Representational evidence suggests there are styles of dress restricted to one gender. This is particularly apparent in the type of ceremonial female dress, which originated in Crete rather than on the Greek mainland.
By contrast, there are other instances where males and females are depicted wearing the same costume. Well-known examples are the athletes engaged in bull sports, depicted on fragmentary wall paintings from Mycenae and Tiryns on the mainland and from Knossos on Crete. Indeed, if it were not for the convention of depicting male flesh as dark reddish-brown and female flesh as white, it would be impossible to decide whether a fragment as part of a male or a female figure, as all the athletes are depicted wearing the same form of dress. Furthermore, on a fragmentary wall painting from Tiryns, showing a series of scenes from a boar hunt, both men and women are represented wearing one-piece garments resembling a tunic, with simple necklines and elbow-length sleeves, shown in a wide range of colours. Again, the colour conventions for rendering female and male flesh are often the only indications of whether a figure is to be interpreted as a female or a male. Some of those depicted as female (that is, with white skin), are shown as active participants in the hunt, rather than passive spectators. Examples of the simple type of costume are also found on wall paintings from other sites, worn by both men and women. Of particular relevance is a figure, usually identified as male, whose costume is decorated with crocuses, a motif conventionally associated only with females.
Indeed, in the case of media other than wall-painting, images of the type of costume which is very basic in style frequently makes it difficult, if not impossible, to identify the gender of the wearer with any certainty.
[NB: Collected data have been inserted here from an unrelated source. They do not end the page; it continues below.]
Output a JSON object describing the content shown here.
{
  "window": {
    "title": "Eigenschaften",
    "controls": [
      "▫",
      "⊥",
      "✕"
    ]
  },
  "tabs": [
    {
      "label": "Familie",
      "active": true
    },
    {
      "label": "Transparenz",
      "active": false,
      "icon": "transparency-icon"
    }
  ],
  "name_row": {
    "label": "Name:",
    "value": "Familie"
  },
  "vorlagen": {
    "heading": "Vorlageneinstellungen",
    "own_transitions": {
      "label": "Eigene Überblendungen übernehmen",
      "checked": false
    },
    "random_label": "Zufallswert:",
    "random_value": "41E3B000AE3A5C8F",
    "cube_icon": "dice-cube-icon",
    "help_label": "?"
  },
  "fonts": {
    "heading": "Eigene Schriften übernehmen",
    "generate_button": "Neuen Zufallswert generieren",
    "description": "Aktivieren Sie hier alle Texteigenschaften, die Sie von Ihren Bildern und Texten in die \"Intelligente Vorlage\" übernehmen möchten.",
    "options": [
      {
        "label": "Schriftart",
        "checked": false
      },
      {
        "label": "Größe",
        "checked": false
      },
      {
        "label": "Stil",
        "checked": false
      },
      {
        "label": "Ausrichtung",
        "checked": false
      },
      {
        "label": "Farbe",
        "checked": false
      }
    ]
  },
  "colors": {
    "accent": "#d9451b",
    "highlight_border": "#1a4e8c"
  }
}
This is pertinent in the case of many of the images appearing on Pictorial Style pottery and burial larnakes from Tanagra, as well as a series of large figurines from Mycenae, where the technique of decoration does not allow for the rendering of differences in skin colour, the usual visual coding to identify males and females. The uncertain artistic rendering of many of the figures also frequently hinders the identification of gender in terms of dress, or even physical characteristics.
Accordingly, images from the Greek Bronze Age showing the same dress adopted by both women and men taking part in certain activities indicates that boundaries between the genders were deliberately poorly defined in these instances. These activities were almost certainly connected with cult, and may have included ceremonial hunting. An area to be explored is whether the aim was to depict women in the guise of men, or vice versa, or to show individuals of indeterminate gender, thus blurring clear distinctions between men and women.